Under New York State Insurance Law, the minimum amount required for liability for bodily injury for almost all motor vehicles is only $25,000. This means that if you are seriously injured due to another driver’s negligence, $25,000.00 is the most you can collect from the negligent driver’s auto policy if he or she only has the minimum required coverage, no matter how severe your injury. In death cases, the minimum coverage required is $50,000. (In New York City there are higher insurance requirements for taxis, limousines, commercial vans and buses.)
Even if you should get a judgment for more than a $25,000 policy limit, the chances of actually recovering more than that are very slim. People with no assets typically buy the minimum required insurance, while people who have money in the bank or other property usually have higher limits of insurance coverage to protect those assets in the event that they are held responsible for another person’s injury.
But there is something you can and should do to protect yourself. It is called Supplemental Underinsured Motorist coverage, or SUM for short. Under this coverage, if the negligent driver has insufficient insurance to fairly compensate you for your injuries, you can collect under your own insurance policy up to the limits of the SUM coverage to supplement the wrongdoer’s insurance.
For example, if you have $300,000 SUM coverage on your policy and you are seriously injured by a negligent driver with the minimum insurance ($25,000), you would be able to recover the wrongdoer’s insurance plus another $275,000 under your own policy, for a total recovery of $300,000, assuming your injuries are serious enough.

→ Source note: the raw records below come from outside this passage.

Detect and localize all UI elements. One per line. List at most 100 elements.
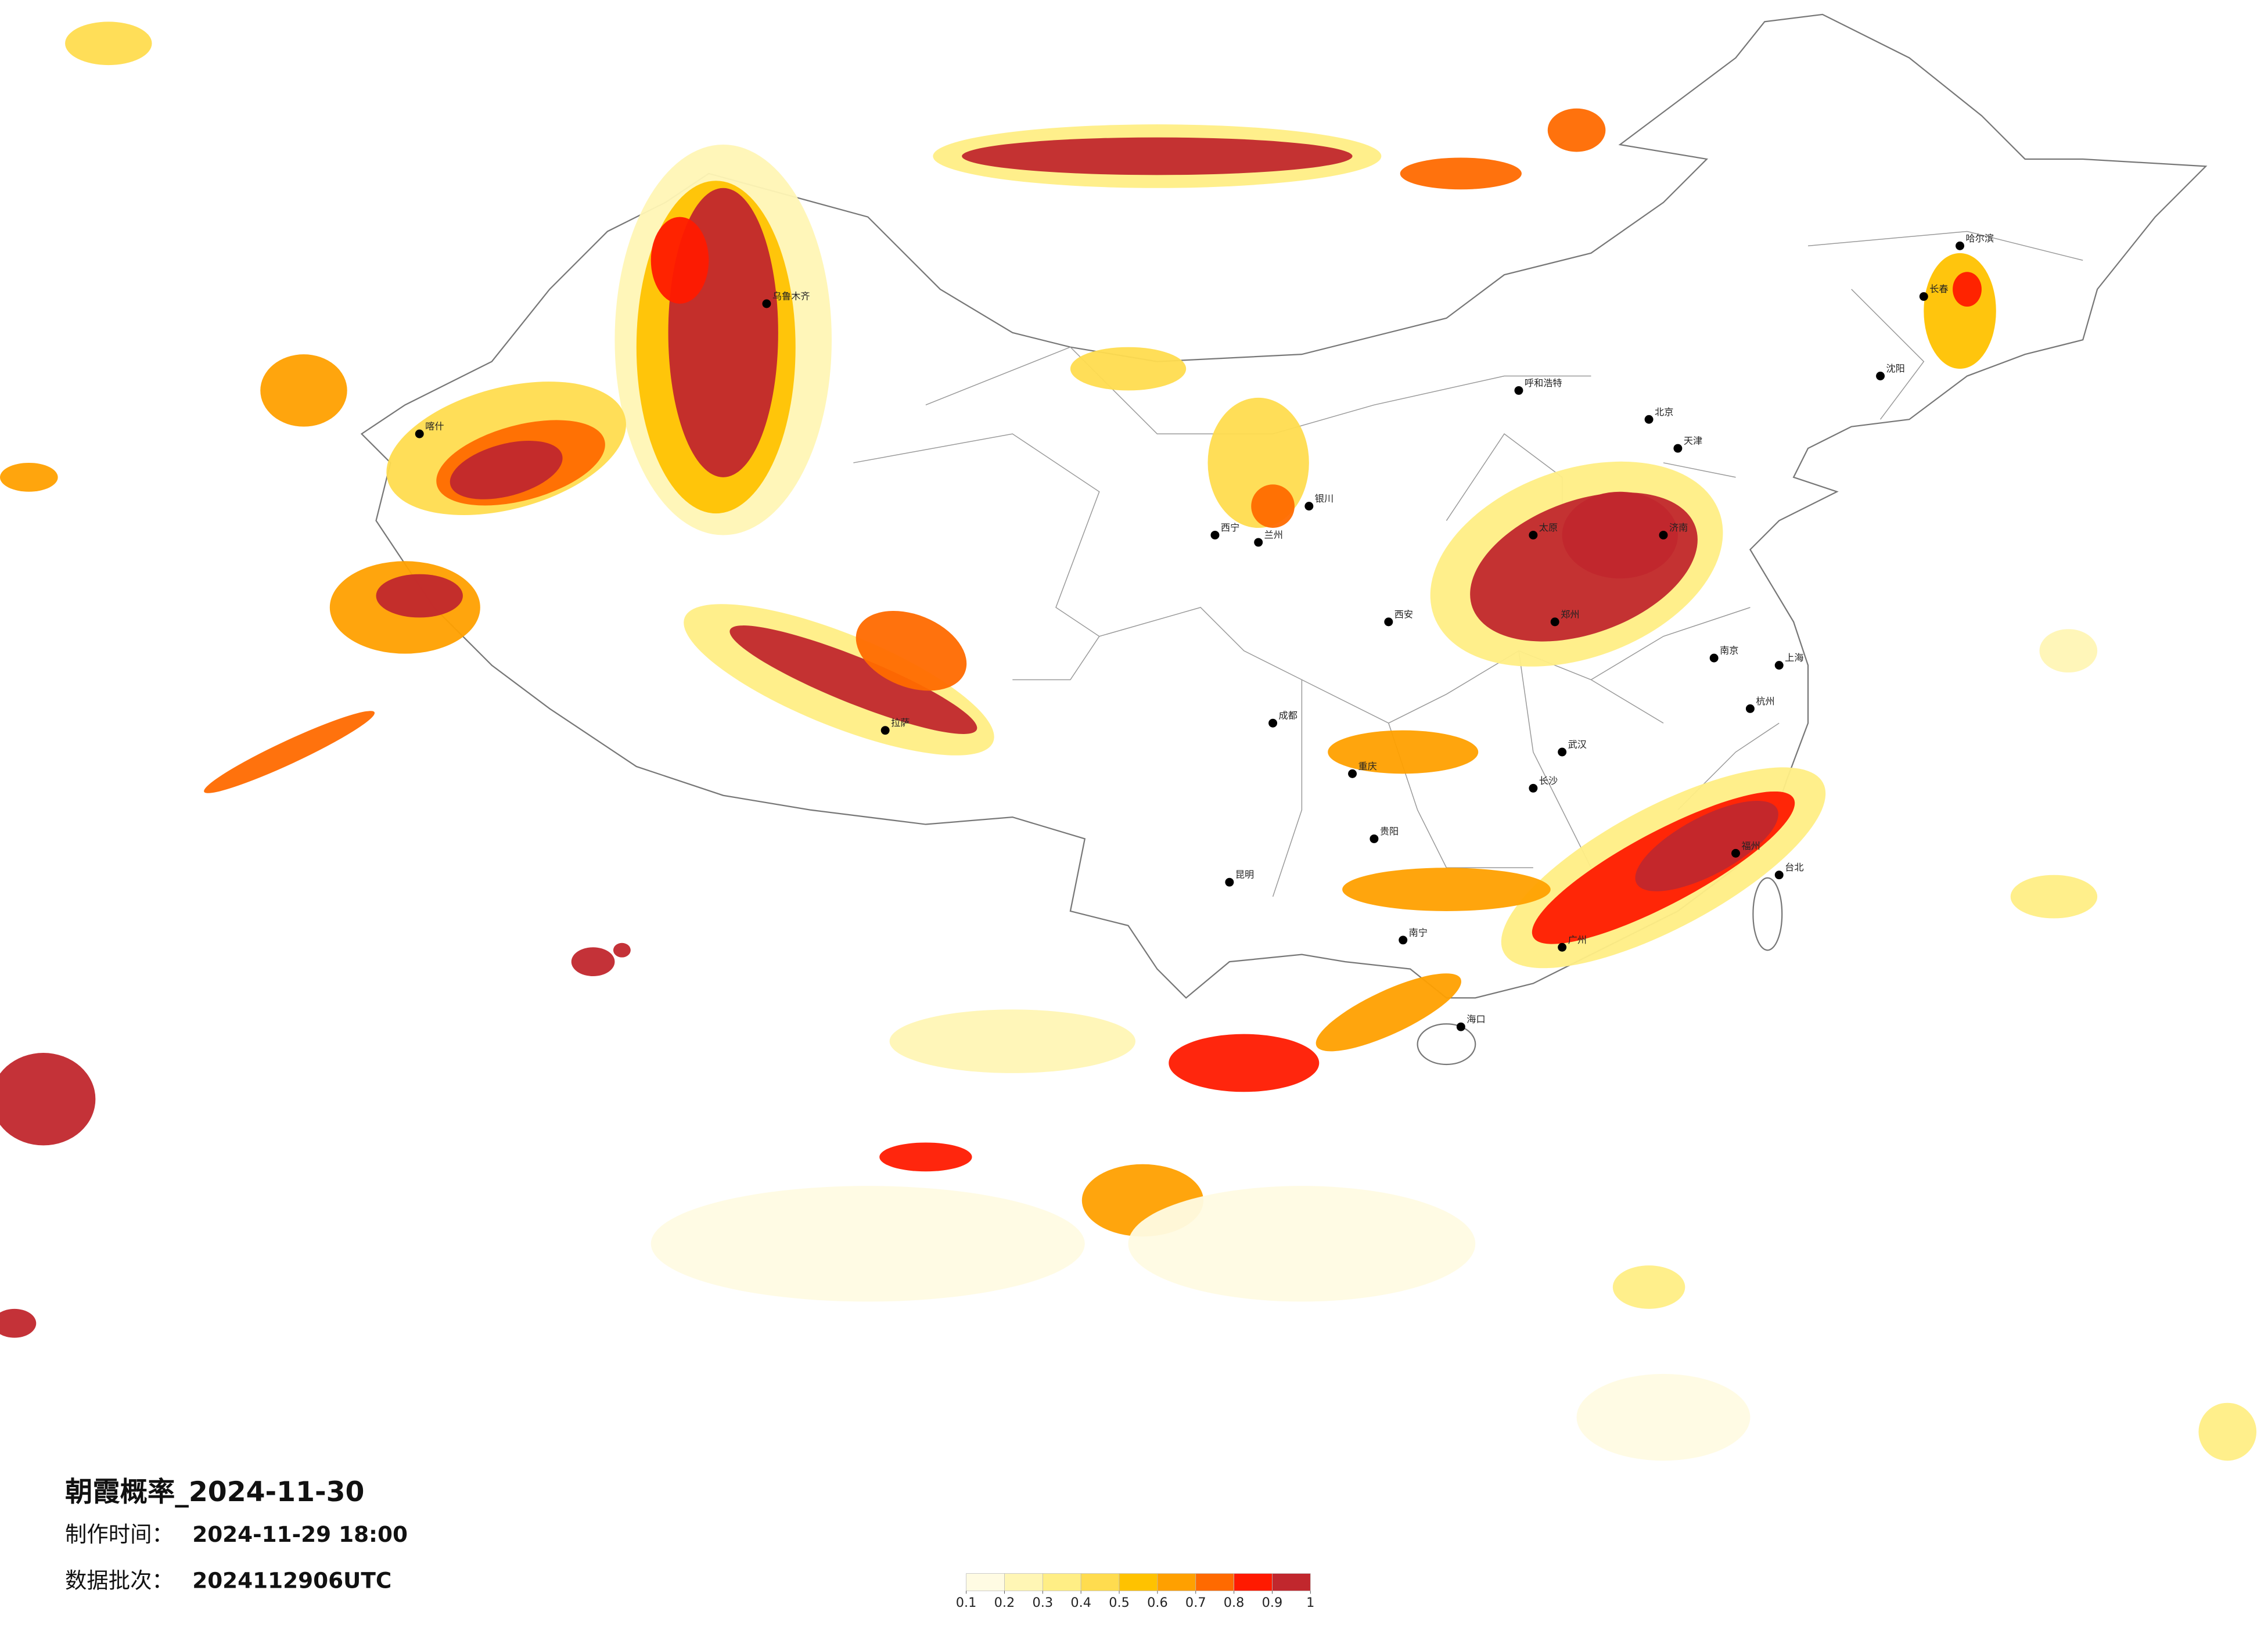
legend-tick-label: 0.5 [1109,1595,1130,1610]
probability-area [889,1009,1135,1073]
city-label: 喀什 [425,421,444,432]
city-dot [1709,653,1719,663]
taiwan-outline [1752,877,1783,951]
city-label: 哈尔滨 [1965,233,1994,244]
city-dot [1514,386,1523,395]
city-label: 武汉 [1568,739,1587,750]
probability-area [1315,973,1461,1052]
city-label: 上海 [1785,652,1803,663]
probability-area [729,625,977,734]
probability-area [1576,1373,1751,1461]
data-batch-value: 2024112906UTC [192,1568,391,1593]
city-label: 长春 [1929,283,1948,294]
city-label: 台北 [1785,862,1803,873]
probability-area [0,462,58,492]
probability-area [1562,491,1678,579]
probability-area [1251,484,1295,528]
probability-area [1342,868,1551,911]
legend-swatch [1234,1573,1273,1591]
probability-area [650,1186,1085,1302]
data-batch-label: 数据批次： [65,1568,174,1593]
city-dot [415,429,424,438]
city-label: 长沙 [1539,775,1558,786]
city-dot [1529,783,1538,793]
city-label: 福州 [1741,840,1760,851]
city-dot [1348,769,1357,778]
legend-swatch [966,1573,1005,1591]
city-dot [880,726,890,735]
probability-area [1635,801,1778,891]
probability-area [879,1142,972,1172]
probability-area [2198,1402,2257,1461]
city-label: 广州 [1568,934,1587,945]
city-dot [1550,617,1559,627]
city-dot [1731,848,1740,858]
city-dot [1558,942,1567,952]
city-label: 西宁 [1221,522,1239,533]
city-label: 杭州 [1756,696,1774,707]
legend-swatch [1042,1573,1081,1591]
city-dot [1558,747,1567,757]
city-label: 呼和浩特 [1525,377,1562,388]
city-dot [1268,718,1278,728]
city-dot [1529,530,1538,539]
probability-area [2010,875,2098,919]
probability-layer [0,21,2257,1461]
legend-swatch [1080,1573,1120,1591]
city-label: 太原 [1539,522,1558,533]
city-label: 兰州 [1264,529,1283,540]
probability-area [650,217,709,304]
probability-area [1547,108,1606,152]
city-dot [1745,704,1755,713]
city-label: 银川 [1315,493,1334,504]
city-dot [762,299,771,308]
legend-tick-label: 0.1 [956,1595,977,1610]
city-label: 北京 [1655,406,1673,418]
probability-area [450,440,563,499]
probability-area [0,1308,37,1338]
legend-tick-label: 0.2 [994,1595,1015,1610]
production-time-value: 2024-11-29 18:00 [192,1521,408,1547]
city-dot [1644,415,1654,424]
hainan-outline [1417,1023,1476,1066]
city-dot [1384,617,1393,627]
city-dot [1774,661,1784,670]
city-dot [1254,538,1263,547]
production-time-label: 制作时间： [65,1521,174,1547]
legend-swatch [1119,1573,1158,1591]
city-dot [1370,834,1379,843]
probability-area [0,1053,96,1146]
legend-swatch [1004,1573,1043,1591]
city-label: 海口 [1467,1014,1485,1025]
city-label: 南京 [1720,645,1738,656]
city-label: 昆明 [1235,869,1254,880]
city-dot [1659,530,1668,539]
legend-tick-label: 0.3 [1033,1595,1054,1610]
city-label: 拉萨 [891,717,910,728]
probability-area [571,947,615,977]
probability-area [2039,629,2098,673]
map-title: 朝霞概率_2024-11-30 [65,1476,364,1508]
city-dot [1399,936,1408,945]
city-label: 西安 [1394,609,1413,620]
city-dot [1919,292,1928,301]
city-label: 乌鲁木齐 [772,291,810,302]
legend-tick-label: 0.6 [1147,1595,1168,1610]
probability-area [962,137,1353,175]
legend-swatch [1157,1573,1196,1591]
city-label: 贵阳 [1380,826,1399,837]
city-dot [1673,444,1683,453]
city-dot [1225,877,1234,887]
city-dot [1210,530,1220,539]
city-label: 成都 [1279,710,1297,721]
legend: 0.1 0.2 0.3 0.4 0.5 0.6 0.7 0.8 0.9 1 [956,1573,1314,1610]
legend-tick-label: 1 [1306,1595,1314,1610]
probability-area [65,21,152,66]
probability-area [1328,730,1479,774]
legend-swatch [1195,1573,1234,1591]
probability-area [1169,1034,1320,1092]
probability-area [1128,1186,1476,1302]
probability-area [613,942,631,958]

Without the SUM you would be limited to $25,000.
The SUM coverage also covers relatives who live with you (referred to as “resident relatives”), and occupants of your vehicle involved in an accident. The coverage for you and your resident relatives can apply to accidents even if your car is not involved in the crash.
You can purchase as much SUM coverage as you have liability coverage under your policy. Many insurers do not push SUM coverage because the premiums they are allowed to charge under insurance regulations are not very high. Don’t be confused with Uninsured Motorist coverage (UM). UM is required in all auto insurance policies, but it is very different. UM covers only up to $25,000, and only if the negligent driver has no auto insurance. UM and SUM are often confused, so make sure you get the SUM too. You are not protected against an underinsured motorist just because you have uninsured motorist coverage.
Make sure you insist on the SUM coverage up to your liability limits. After all, if you purchase coverage to insure against another person being injured, it only makes sense to purchase coverage to protect yourself, especially since the cost for SUM coverage is very low.
I am not an insurance agent, I do not sell insurance. I am coming at this from the point of view of a personal injury lawyer. I have seen too many times over my many years in practice where a terribly injured person is unable to receive even close to an adequate recovery because the negligent driver had the minimum insurance.
When I have reviewed the declaration pages of the auto insurance policies I have seen where the liability coverage is high, but there is no SUM coverage. That is very unfortunate for that injured person where the negligent driver who caused serious injuries has the minimum required coverage.
Call your motor vehicle insurance company or agent today and make sure your SUM coverage is as high as your bodily injury coverage. You don’t have to wait for the renewal date, call today and have the coverage added now.
It’s up to you to protect yourself and your loved ones.